Joining Sara, the rest of us slam to a stop at the wall and duck as another spattering of gunfire dings against the towering barrier of overlapping synth-steel slats.
Breathing hard, Sara slaps her hand against the wall
. “Now what?”
In my mind, Haida’s voice says, Follow.
Overhead, the white raven drops down from the sky on a steep descent. Tucking her wings tight to her body, she dive-bombs straight at the wall about a hundred yards from where we’re standing.
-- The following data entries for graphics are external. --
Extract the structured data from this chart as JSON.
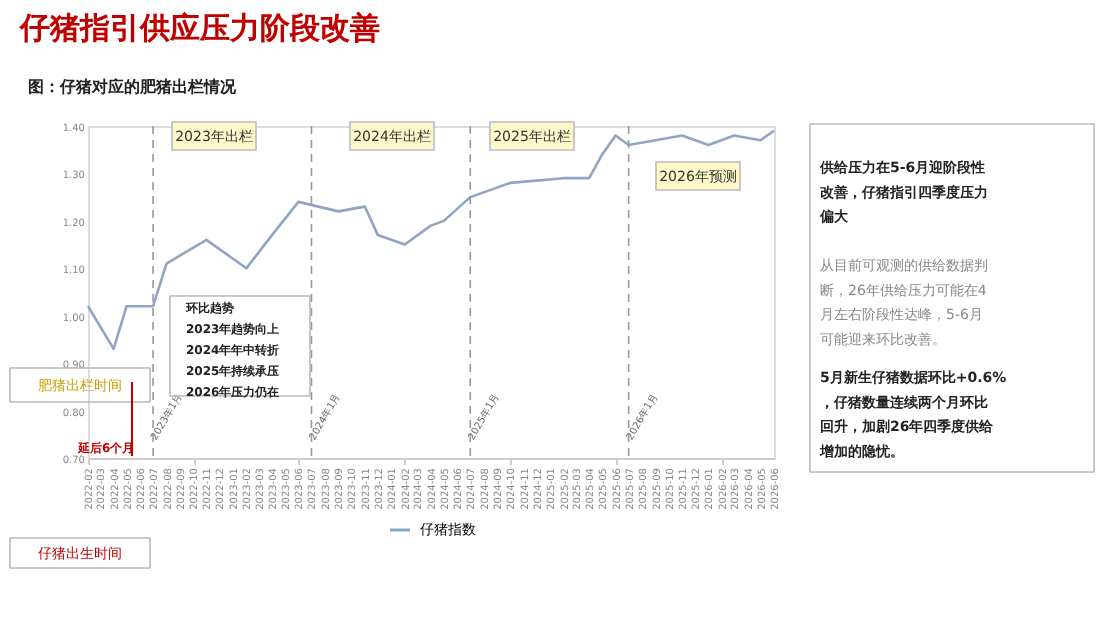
{
  "chart_data": {
    "type": "line",
    "title": "仔猪指引供应压力阶段改善",
    "subtitle": "图：仔猪对应的肥猪出栏情况",
    "x": [
      "2022-02",
      "2022-04",
      "2022-05",
      "2022-07",
      "2022-08",
      "2022-11",
      "2023-02",
      "2023-04",
      "2023-06",
      "2023-09",
      "2023-11",
      "2023-12",
      "2024-02",
      "2024-04",
      "2024-05",
      "2024-07",
      "2024-10",
      "2025-02",
      "2025-04",
      "2025-05",
      "2025-06",
      "2025-07",
      "2025-09",
      "2025-11",
      "2026-01",
      "2026-03",
      "2026-05",
      "2026-06"
    ],
    "series": [
      {
        "name": "仔猪指数",
        "color": "#8fa5c4",
        "values": [
          1.02,
          0.93,
          1.02,
          1.02,
          1.11,
          1.16,
          1.1,
          1.17,
          1.24,
          1.22,
          1.23,
          1.17,
          1.15,
          1.19,
          1.2,
          1.25,
          1.28,
          1.29,
          1.29,
          1.34,
          1.38,
          1.36,
          1.37,
          1.38,
          1.36,
          1.38,
          1.37,
          1.39
        ]
      }
    ],
    "xlim": [
      "2022-02",
      "2026-06"
    ],
    "xticks": [
      {
        "value": "2022-02",
        "label": "2022-02"
      },
      {
        "value": "2022-03",
        "label": "2022-03"
      },
      {
        "value": "2022-04",
        "label": "2022-04"
      },
      {
        "value": "2022-05",
        "label": "2022-05"
      },
      {
        "value": "2022-06",
        "label": "2022-06"
      },
      {
        "value": "2022-07",
        "label": "2022-07"
      },
      {
        "value": "2022-08",
        "label": "2022-08"
      },
      {
        "value": "2022-09",
        "label": "2022-09"
      },
      {
        "value": "2022-10",
        "label": "2022-10"
      },
      {
        "value": "2022-11",
        "label": "2022-11"
      },
      {
        "value": "2022-12",
        "label": "2022-12"
      },
      {
        "value": "2023-01",
        "label": "2023-01"
      },
      {
        "value": "2023-02",
        "label": "2023-02"
      },
      {
        "value": "2023-03",
        "label": "2023-03"
      },
      {
        "value": "2023-04",
        "label": "2023-04"
      },
      {
        "value": "2023-05",
        "label": "2023-05"
      },
      {
        "value": "2023-06",
        "label": "2023-06"
      },
      {
        "value": "2023-07",
        "label": "2023-07"
      },
      {
        "value": "2023-08",
        "label": "2023-08"
      },
      {
        "value": "2023-09",
        "label": "2023-09"
      },
      {
        "value": "2023-10",
        "label": "2023-10"
      },
      {
        "value": "2023-11",
        "label": "2023-11"
      },
      {
        "value": "2023-12",
        "label": "2023-12"
      },
      {
        "value": "2024-01",
        "label": "2024-01"
      },
      {
        "value": "2024-02",
        "label": "2024-02"
      },
      {
        "value": "2024-03",
        "label": "2024-03"
      },
      {
        "value": "2024-04",
        "label": "2024-04"
      },
      {
        "value": "2024-05",
        "label": "2024-05"
      },
      {
        "value": "2024-06",
        "label": "2024-06"
      },
      {
        "value": "2024-07",
        "label": "2024-07"
      },
      {
        "value": "2024-08",
        "label": "2024-08"
      },
      {
        "value": "2024-09",
        "label": "2024-09"
      },
      {
        "value": "2024-10",
        "label": "2024-10"
      },
      {
        "value": "2024-11",
        "label": "2024-11"
      },
      {
        "value": "2024-12",
        "label": "2024-12"
      },
      {
        "value": "2025-01",
        "label": "2025-01"
      },
      {
        "value": "2025-02",
        "label": "2025-02"
      },
      {
        "value": "2025-03",
        "label": "2025-03"
      },
      {
        "value": "2025-04",
        "label": "2025-04"
      },
      {
        "value": "2025-05",
        "label": "2025-05"
      },
      {
        "value": "2025-06",
        "label": "2025-06"
      },
      {
        "value": "2025-07",
        "label": "2025-07"
      },
      {
        "value": "2025-08",
        "label": "2025-08"
      },
      {
        "value": "2025-09",
        "label": "2025-09"
      },
      {
        "value": "2025-10",
        "label": "2025-10"
      },
      {
        "value": "2025-11",
        "label": "2025-11"
      },
      {
        "value": "2025-12",
        "label": "2025-12"
      },
      {
        "value": "2026-01",
        "label": "2026-01"
      },
      {
        "value": "2026-02",
        "label": "2026-02"
      },
      {
        "value": "2026-03",
        "label": "2026-03"
      },
      {
        "value": "2026-04",
        "label": "2026-04"
      },
      {
        "value": "2026-05",
        "label": "2026-05"
      },
      {
        "value": "2026-06",
        "label": "2026-06"
      }
    ],
    "ylim": [
      0.7,
      1.4
    ],
    "yticks": [
      {
        "value": 0.7,
        "label": "0.70"
      },
      {
        "value": 0.8,
        "label": "0.80"
      },
      {
        "value": 0.9,
        "label": "0.90"
      },
      {
        "value": 1.0,
        "label": "1.00"
      },
      {
        "value": 1.1,
        "label": "1.10"
      },
      {
        "value": 1.2,
        "label": "1.20"
      },
      {
        "value": 1.3,
        "label": "1.30"
      },
      {
        "value": 1.4,
        "label": "1.40"
      }
    ],
    "ref_lines": [
      {
        "axis": "x",
        "value": "2022-07",
        "label": "2023年1月",
        "color": "#999999",
        "line_style": "dashed"
      },
      {
        "axis": "x",
        "value": "2023-07",
        "label": "2024年1月",
        "color": "#999999",
        "line_style": "dashed"
      },
      {
        "axis": "x",
        "value": "2024-07",
        "label": "2025年1月",
        "color": "#999999",
        "line_style": "dashed"
      },
      {
        "axis": "x",
        "value": "2025-07",
        "label": "2026年1月",
        "color": "#999999",
        "line_style": "dashed"
      }
    ],
    "annotations": [
      "2023年出栏",
      "2024年出栏",
      "2025年出栏",
      "2026年预测",
      "环比趋势\n2023年趋势向上\n2024年年中转折\n2025年持续承压\n2026年压力仍在",
      "肥猪出栏时间",
      "延后6个月",
      "仔猪出生时间",
      "供给压力在5-6月迎阶段性改善，仔猪指引四季度压力偏大",
      "从目前可观测的供给数据判断，26年供给压力可能在4月左右阶段性达峰，5-6月可能迎来环比改善。",
      "5月新生仔猪数据环比+0.6%，仔猪数量连续两个月环比回升，加剧26年四季度供给增加的隐忧。"
    ],
    "legend": "bottom",
    "marker": "none",
    "line_style": "solid"
  }
}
I gasp as Haida looks like she’s on a suicide mission, but instead of smashing into the wall, she seems to pass clean through it, disappearing for a second before climbing high up overhead on the other side.
“There!” Matholook cries out.
With the rest of us racing along behind him, he sprints the hundred yards along the perimeter of the wall to where the silver pedestrian door Haida just flew through is sitting ajar.
I send Haida a mental Thanks! as the six of us slide to a stop at the heavy security door, and we can see immediately why it’s open.
It’s an automatic door—triple-hinged and as thick as the wall, itself. Built with an automatic closing mechanism, the door has been prevented from shutting all the way by the body of a man lying dead on the ground.
Whirring its gears and tapping against the prone man like it’s trying to wake him up, the door is stuck in a futile attempt to close.
He’s lucky. It must have a sensor that stops it from cutting him in two as it tries to complete its sealing and locking protocol.
Okay. Maybe he’s not lucky. But there’s something to be said for staying in one piece—even after death.
Dressed in khaki pants, a white linen shirt, and a pastel-pink blazer, the dead man looks like he’s been attacked with a machete. Recently. He’s got long, blood-soaked gashes in his clothes, and he’s been nearly decapitated. The tendons and bones in his neck are exposed to the sun with a glossy, oval-shaped pool of his blood staining the sand around him. It’s a gruesome sight, but also a welcome one since the body is all that’s keeping this door open.
Questions flash through my mind: Who is this man? Who killed him? And is his killer inside this settlement waiting to do the same to us?